The fear of the Lord is one of the seven gifts of the Holy Spirit. St Thomas Aquinas highlighted that this is not ‘servile fear’ (the fear of punishment), but the fear of separating oneself from God who is the perfection of all we desire. Unlike the slothful servant in the gospel who was overwhelmed by ‘servile fear’ and buried his masters money; a responsible Christian should be guided by ‘filial fear;’ a kind of fear that inspires us to do the will of God so as not to be separated from God. We should not for the fear of lack, hunger and deprivation, choose not to live our faith. We should rather be ready to take risks by doing the will of God in a hostile world, so as to remain one with God.

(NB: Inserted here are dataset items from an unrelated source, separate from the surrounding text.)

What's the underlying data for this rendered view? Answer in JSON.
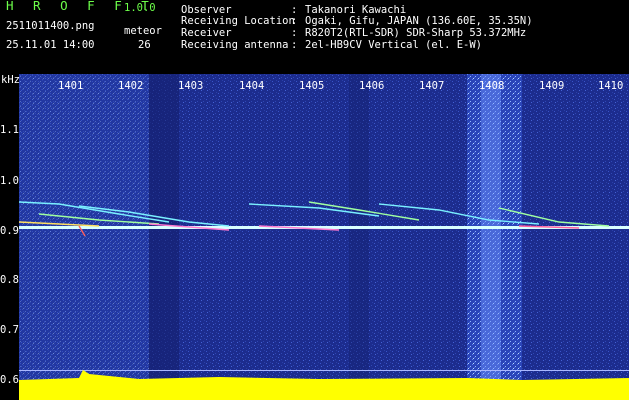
{
  "header": {
    "app_title": "H R O F F T",
    "app_version": "1.0.0",
    "file_name": "2511011400.png",
    "meteor_label": "meteor",
    "date_time": "25.11.01 14:00",
    "meteor_count": "26"
  },
  "info": {
    "colon": ":",
    "rows": [
      {
        "label": "Observer",
        "value": "Takanori Kawachi"
      },
      {
        "label": "Receiving Location",
        "value": "Ogaki, Gifu, JAPAN (136.60E, 35.35N)"
      },
      {
        "label": "Receiver",
        "value": "R820T2(RTL-SDR) SDR-Sharp 53.372MHz"
      },
      {
        "label": "Receiving antenna",
        "value": "2el-HB9CV Vertical (el. E-W)"
      }
    ]
  },
  "spectrogram": {
    "unit_label": "kHz",
    "time_labels": [
      "1401",
      "1402",
      "1403",
      "1404",
      "1405",
      "1406",
      "1407",
      "1408",
      "1409",
      "1410"
    ],
    "freq_labels": [
      "1.1",
      "1.0",
      "0.9",
      "0.8",
      "0.7",
      "0.6"
    ],
    "colors": {
      "background": "#1a2a88",
      "noise_band": "#3a5bd8",
      "signal_line": "#d8ffff",
      "baseline": "#ffff00"
    }
  }
}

Good character, hard work, charity, and fear of the Lord are the true earmarks of a responsible Christian. As St Paul exhorts us in the second reading, “let us not sleep, as others do, but let us keep awake and be sober’ as we await the day when we shall face the Lord the true Judge. To be ready for this day is to begin to live as responsible Christians. Then we shall hear Christ say to us on that day: “Well done, good and faithful servant; you have been faithful over a little, I will set you over much; enter into the joy of your master.”


Lord Jesus, grant us the grace to be responsible Christians as we await your coming. Amen.